Von Annette Eversberg |
    Die Demonstration ist imponierend. In 300facher Vergrößerung können die Zuschauer im Film verfolgen, wie eine Schlupfwespe ihren Stachel wie einen Degen nach vorne schnellen lässt und in eine Blattlaus bohrt. Die Blattlaus reagiert kaum und saugt weiter ihren Nektar aus der Pflanze. Doch bald entwickelt sich das Ei der Schlupfwespe im Innern der Blattlaus. Die Blattlaus stirbt ab und wird zur schwarz gefärbten Mumie. Während ihrer Lebenszeit von 2 Wochen kann so eine Schlupfwespe 1.000 Eier legen, damit auch 1000 Blattläuse vernichten. Schlupfwespen sind Nützlinge. Und ihr Einsatz im Rahmen der biologischen Schädlingsbekämpfung ist längst keine Spielerei der Wissenschaft mehr, sagt Dr. Jörg Engelke, Mitarbeiter der Firma Bio-Protect aus Kiel, die Nützlinge gezielt züchtet:

    Der Vorreiter ist hier der Gemüsebau, und dort werden in den Tomaten- und Gurkenkulturen - das sind die Hauptkulturen, in denen dieses gemacht wird - 60, 70, 80 Prozent, in Holland schon 90 Prozent, mit der biologischen Schädlingskontrolle gearbeitet. Der chemische Pflanzenschutz ist da schon stark zurückgedrängt.

    Der Grund, dass man sich in allen Bereichen immer mehr auf die gefräßige Lebensweise von Nützlingen konzentriert, ist die eingeschränkte Wirksamkeit der noch zugelassenen Insektizide. Darunter leiden auch Botanische Gärten. Sie werden häufig von der weißen Fliege befallen, einem besonders gefräßigen Schädling. Er saugt nicht nur Saft aus den Pflanzen, sondern schwächt sie auch so, dass sie von Pilzen befallen werden. Durch die schnelle Generationsfolge entwickelt die weiße Fliege besonders schnell die Resistenzen gegen chemische Mittel. Die Schlupfwespe lässt sich dagegen nicht überlisten. Wichtig für die Nützlinge ist der Lebensraum im Garten und ein Winterquartier. Denn auch Insekten überwintern. Z.B. die Florfliege. Als zartgrünes Gebilde sind sie im Sommer überall zu entdecken. Auch sie machen Jagd auf Blattläuse. Das Laub unter einer Naturhecke liefert den Schutz für einen anderen Nützling, den Marienkäfer. Wer jetzt einmal vorsichtig darunter schaut, entdeckt Tiere vom letzten Jahr, aber auch schon kleine Bündel von Eiern. In jeder Phase seines Lebens, so Professor Urs Wyss vom Institut für Phytopathologie der Universität Kiel, arbeitet dieser Käfer zugunsten des Hobbygärtners.

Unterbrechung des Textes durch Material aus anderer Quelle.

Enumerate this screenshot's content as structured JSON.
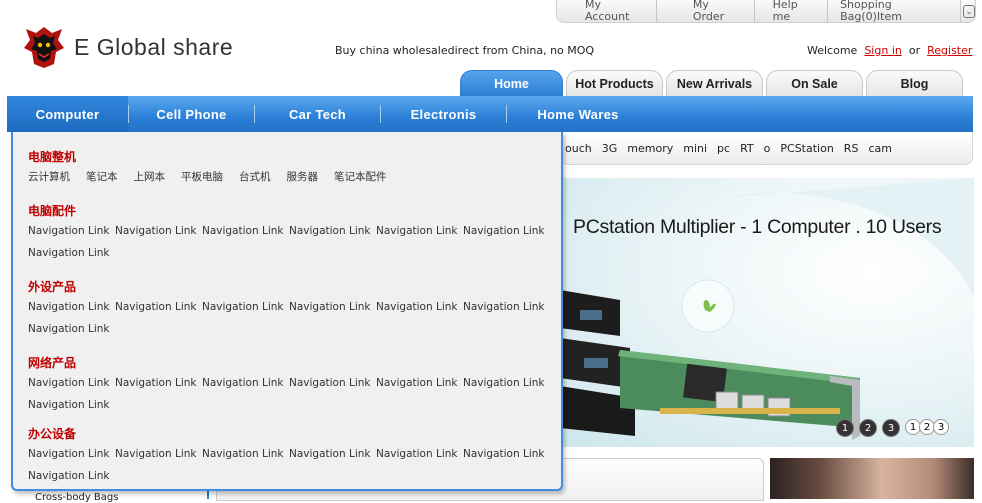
{
  "topbar": {
    "items": [
      "My Account",
      "My Order",
      "Help me",
      "Shopping Bag(0)Item"
    ],
    "dropdown_glyph": "⌄"
  },
  "logo": {
    "text": "E Global share"
  },
  "tagline": "Buy china wholesaledirect from China, no MOQ",
  "welcome": {
    "text": "Welcome",
    "sign_in": "Sign in",
    "or": "or",
    "register": "Register"
  },
  "tabs": [
    {
      "label": "Home",
      "active": true
    },
    {
      "label": "Hot Products"
    },
    {
      "label": "New Arrivals"
    },
    {
      "label": "On Sale"
    },
    {
      "label": "Blog"
    }
  ],
  "categories": [
    {
      "label": "Computer",
      "active": true
    },
    {
      "label": "Cell Phone"
    },
    {
      "label": "Car Tech"
    },
    {
      "label": "Electronis"
    },
    {
      "label": "Home Wares"
    }
  ],
  "keywords": [
    "ouch",
    "3G",
    "memory",
    "mini",
    "pc",
    "RT",
    "o",
    "PCStation",
    "RS",
    "cam"
  ],
  "banner": {
    "title": "PCstation Multiplier - 1 Computer . 10 Users",
    "dots": [
      "1",
      "2",
      "3"
    ],
    "small_dots": [
      "1",
      "2",
      "3"
    ]
  },
  "mega_menu": {
    "sections": [
      {
        "title": "电脑整机",
        "links": [
          "云计算机",
          "笔记本",
          "上网本",
          "平板电脑",
          "台式机",
          "服务器",
          "笔记本配件"
        ]
      },
      {
        "title": "电脑配件",
        "links": [
          "Navigation Link",
          "Navigation Link",
          "Navigation Link",
          "Navigation Link",
          "Navigation Link",
          "Navigation Link",
          "Navigation Link"
        ]
      },
      {
        "title": "外设产品",
        "links": [
          "Navigation Link",
          "Navigation Link",
          "Navigation Link",
          "Navigation Link",
          "Navigation Link",
          "Navigation Link",
          "Navigation Link"
        ]
      },
      {
        "title": "网络产品",
        "links": [
          "Navigation Link",
          "Navigation Link",
          "Navigation Link",
          "Navigation Link",
          "Navigation Link",
          "Navigation Link",
          "Navigation Link"
        ]
      },
      {
        "title": "办公设备",
        "links": [
          "Navigation Link",
          "Navigation Link",
          "Navigation Link",
          "Navigation Link",
          "Navigation Link",
          "Navigation Link",
          "Navigation Link"
        ]
      }
    ]
  },
  "sidebar_partial_link": "Cross-body Bags",
  "colors": {
    "accent_blue": "#2b7fd6",
    "section_red": "#c00000",
    "link_red": "#cc0000"
  }
}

    Die Larven, die durchlaufen vier Stadien. Das erste Larvenstadium, das schlüpft die Larve aus dem Ei. Die haben noch keine Erfahrung. Sie packen dann die -Blattlaus mit Krallen und halten sie fest. Sie frisst sie aber im Gegensatz zu älteren Larven nicht auf. Sie saugt aus. Das selbe Verhalten zeigt auch die Larve, nachdem sie sich gehäutet hat. Und erst beim dritten und vierten Entwicklungsstadium werden dann die Blattläuse so gefressen, wie es durch den erwachsenen Käfer geschieht. Und die Fraßleistung eines erwachsenen Käfers oder einer L4 Larve, die beträgt so um die hundert Blattläuse. Also es sind mehrere Tausend Blattläuse, die vertilgt werden von einem einzigen Marienkäfer.

    Auch wenn Garten und Balkon noch so klein sind. Wildformen von Blütenpflanzen , Dill, Kerbel oder Margeriten locken Schwebfliegen, Florfliegen und Marienkäfer an. Allerdings kann man solche Nützlinge auch bei Nützlingszüchtern bestellen. Wer zum Beispiel Ärger mit der weißen Fliege an Zimmerpflanzen hat. 250 Schlupfwespen für 11,50 Euro. Die Produktion ist heute weit entwickelt. Allerdings kommt es für Urs Wyss auf die Qualität an. Und da arbeiten Züchter und Wissenschaft zusammen.

    Bei Schlupfwespen sind ja nur die Weibchen aktiv. Und da ist es wichtig, dass man bei der Qualitätskontrolle darauf achtet, dass nur Weibchen verschickt werden. Wir untersuchen bei den Schlupfwespen auch das Orientierungsverhalten, das ist sehr wichtig, dass sie ihre Blattläuse gezielt aufsuchen. Und da ist es so, dass die Schlupfwespenweibchen Erfahrung sammeln beim Anstechen. Sie können sich orientieren nach den Düften, die von Pflanzen emittiert werden. Man kann sie konditionieren, dass sie nicht wegfliegen ins Licht, sondern auf die Blattläuse zu und dort ihr Werk verrichten. Und die Nachfrage wächst von Jahr zu Jahr, wenn das Material, das geliefert wird, auch optimal ist.